Saturday morning was highly amusing as I ran by the radio station to pay Ricky back his $20. I ended up finding his unopened copy of The Leo Trio CD and he allowed me to open it, pick a song, and introduce it live on the air! It was so awesome! My dad has started calling our drummer George the "Denver Harbor Flash" and so that's how I introduced George on the air as well. I played our song "Pawn Shop"! And actually a few people I know were listening in and they heard me, I found out later! Killer!

(Unfortunately, then I headed up to the gun range for my annual qualification, only shooting the handgun as I didn't have time for shotgun, and I shot pretty poorly. Passing score is 196--I scored 196. FUCK!!! My grip on my handgun is too low, for some reason. God knows where I picked up that bad habit!!! I need to work on that, FOR REAL.)

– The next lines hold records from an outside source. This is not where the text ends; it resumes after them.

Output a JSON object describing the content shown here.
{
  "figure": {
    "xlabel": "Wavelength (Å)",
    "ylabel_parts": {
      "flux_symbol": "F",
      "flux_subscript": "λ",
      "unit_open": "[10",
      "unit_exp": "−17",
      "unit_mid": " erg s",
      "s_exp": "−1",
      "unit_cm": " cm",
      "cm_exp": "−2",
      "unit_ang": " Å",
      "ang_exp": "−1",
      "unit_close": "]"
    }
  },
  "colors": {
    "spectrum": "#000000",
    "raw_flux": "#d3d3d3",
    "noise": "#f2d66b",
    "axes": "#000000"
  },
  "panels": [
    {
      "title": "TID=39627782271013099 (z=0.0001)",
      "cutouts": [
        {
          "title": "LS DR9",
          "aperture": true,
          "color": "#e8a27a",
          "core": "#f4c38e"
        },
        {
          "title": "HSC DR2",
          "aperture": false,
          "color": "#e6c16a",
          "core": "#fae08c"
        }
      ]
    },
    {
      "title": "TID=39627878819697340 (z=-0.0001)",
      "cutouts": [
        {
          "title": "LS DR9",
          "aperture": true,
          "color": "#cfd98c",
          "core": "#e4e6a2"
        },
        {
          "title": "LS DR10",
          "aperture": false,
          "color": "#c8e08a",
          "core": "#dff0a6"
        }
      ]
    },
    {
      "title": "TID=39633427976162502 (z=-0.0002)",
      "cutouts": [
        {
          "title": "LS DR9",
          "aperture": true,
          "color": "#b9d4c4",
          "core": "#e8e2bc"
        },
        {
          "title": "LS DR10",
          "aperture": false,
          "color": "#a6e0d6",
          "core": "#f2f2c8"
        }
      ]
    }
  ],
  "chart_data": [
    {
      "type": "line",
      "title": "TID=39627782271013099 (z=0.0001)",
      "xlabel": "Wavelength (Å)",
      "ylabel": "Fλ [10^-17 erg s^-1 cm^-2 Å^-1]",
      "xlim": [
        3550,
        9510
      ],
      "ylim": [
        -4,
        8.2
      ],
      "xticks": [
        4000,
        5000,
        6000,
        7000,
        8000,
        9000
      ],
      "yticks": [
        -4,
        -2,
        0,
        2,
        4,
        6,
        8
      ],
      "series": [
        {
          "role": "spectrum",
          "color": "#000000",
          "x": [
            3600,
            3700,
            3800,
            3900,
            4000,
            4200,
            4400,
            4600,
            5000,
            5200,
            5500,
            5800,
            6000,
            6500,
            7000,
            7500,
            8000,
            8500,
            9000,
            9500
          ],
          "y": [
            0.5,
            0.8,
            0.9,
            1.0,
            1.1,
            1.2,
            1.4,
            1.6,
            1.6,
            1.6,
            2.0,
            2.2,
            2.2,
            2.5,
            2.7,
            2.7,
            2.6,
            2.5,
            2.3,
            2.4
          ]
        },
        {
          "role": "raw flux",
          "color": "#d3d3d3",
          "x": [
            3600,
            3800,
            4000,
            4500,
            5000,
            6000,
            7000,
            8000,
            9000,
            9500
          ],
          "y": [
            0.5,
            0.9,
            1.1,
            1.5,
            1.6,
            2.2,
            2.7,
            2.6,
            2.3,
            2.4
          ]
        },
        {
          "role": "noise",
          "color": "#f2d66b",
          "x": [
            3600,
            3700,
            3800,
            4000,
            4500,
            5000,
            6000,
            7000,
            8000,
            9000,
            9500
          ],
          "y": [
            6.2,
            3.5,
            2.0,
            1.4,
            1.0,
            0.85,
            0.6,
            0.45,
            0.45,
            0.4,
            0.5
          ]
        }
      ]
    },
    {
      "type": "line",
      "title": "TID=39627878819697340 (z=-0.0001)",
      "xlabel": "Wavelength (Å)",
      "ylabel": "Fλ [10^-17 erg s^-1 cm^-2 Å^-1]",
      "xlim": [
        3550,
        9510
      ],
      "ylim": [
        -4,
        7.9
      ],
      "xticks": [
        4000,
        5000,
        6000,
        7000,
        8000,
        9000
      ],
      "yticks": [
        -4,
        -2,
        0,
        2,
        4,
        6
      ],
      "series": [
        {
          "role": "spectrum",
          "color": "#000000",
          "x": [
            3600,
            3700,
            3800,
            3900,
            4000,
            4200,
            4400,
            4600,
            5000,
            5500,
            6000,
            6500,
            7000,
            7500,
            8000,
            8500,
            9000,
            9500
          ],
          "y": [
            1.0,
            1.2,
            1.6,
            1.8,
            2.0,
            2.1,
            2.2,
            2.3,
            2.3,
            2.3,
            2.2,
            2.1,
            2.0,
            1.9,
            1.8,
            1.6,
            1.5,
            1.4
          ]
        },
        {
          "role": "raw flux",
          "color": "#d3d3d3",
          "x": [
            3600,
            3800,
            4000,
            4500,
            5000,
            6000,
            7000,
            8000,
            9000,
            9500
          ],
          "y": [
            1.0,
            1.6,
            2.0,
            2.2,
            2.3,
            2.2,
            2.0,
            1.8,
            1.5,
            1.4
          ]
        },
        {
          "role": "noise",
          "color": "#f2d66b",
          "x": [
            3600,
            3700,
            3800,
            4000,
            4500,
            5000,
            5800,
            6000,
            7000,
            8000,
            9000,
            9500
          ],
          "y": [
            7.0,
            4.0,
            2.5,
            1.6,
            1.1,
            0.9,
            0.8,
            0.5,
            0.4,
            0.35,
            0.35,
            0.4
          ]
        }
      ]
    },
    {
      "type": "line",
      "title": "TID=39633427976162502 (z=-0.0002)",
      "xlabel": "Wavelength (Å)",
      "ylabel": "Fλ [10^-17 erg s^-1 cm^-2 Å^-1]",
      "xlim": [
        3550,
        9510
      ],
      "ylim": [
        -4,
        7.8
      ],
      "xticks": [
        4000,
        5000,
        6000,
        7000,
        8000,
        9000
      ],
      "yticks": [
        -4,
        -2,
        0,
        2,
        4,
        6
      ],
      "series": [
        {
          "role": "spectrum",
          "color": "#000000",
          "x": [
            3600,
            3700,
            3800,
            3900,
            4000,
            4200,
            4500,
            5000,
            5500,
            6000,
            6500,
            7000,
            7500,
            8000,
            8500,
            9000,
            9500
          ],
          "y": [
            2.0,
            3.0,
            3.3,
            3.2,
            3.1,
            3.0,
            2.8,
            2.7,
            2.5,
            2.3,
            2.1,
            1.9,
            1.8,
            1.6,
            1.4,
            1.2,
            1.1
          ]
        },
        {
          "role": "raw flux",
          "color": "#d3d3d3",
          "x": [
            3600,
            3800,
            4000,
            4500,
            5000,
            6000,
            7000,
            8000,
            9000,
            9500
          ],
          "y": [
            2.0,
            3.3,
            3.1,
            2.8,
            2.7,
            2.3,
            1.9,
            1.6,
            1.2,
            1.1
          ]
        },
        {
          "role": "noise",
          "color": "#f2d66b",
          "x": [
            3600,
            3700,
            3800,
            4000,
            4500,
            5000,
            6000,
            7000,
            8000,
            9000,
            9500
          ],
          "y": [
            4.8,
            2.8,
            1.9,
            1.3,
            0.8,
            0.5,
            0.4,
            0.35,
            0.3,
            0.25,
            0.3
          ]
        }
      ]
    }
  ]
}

So then I had to go to the U of H-Downtown campus for a training session for my Women's Health Network Board, as I volunteered to work on our website. (Why? Why do I continue to load myself down with obligations??? Sigh.) However, I stayed only an hour and a half, then skipped out to do some needed household shopping, then to have just a little bit of downtime before my gig w/Stefano's band. Damn, is that too much to ask? Apparently so!

The gig was groovy. We got there early enough for me to have a whole 1/3 lb. cheeseburger and fries. Their drummer loves me b/c I spent about 12 years of my life stuck in a tiny room with just my viola and a metronome and so my meter is SOLID. We played a great 3 sets, and I even sang Albert Collins' "I Ain't Drunk, I'm Just Drinking" which was so fun! At the end of the night the bar owner bought us all rounds, then Stefano and I went to Waffle House, where he'd never been! I said, incredulous, "You mean you've never known the pleasure of 'scattered, covered, smothered'?!?" I had a pecan waffle. Yum! Best of all, I've got 3 more gigs w/them at this place over the next 3 months, and sister, I need the money!

Now begins another crazy damn week. Monthly sheriff's meeting tonight, followed by dinner w/Mudflap and co. Tomorrow night Stefano's band is playing at a nice-looking new venue, and Leo and Phillipo said they'd accompany me to that. Weds. night is rehearsal of course. Thursday night I FINALLY have free, and Friday night, too unbelievably.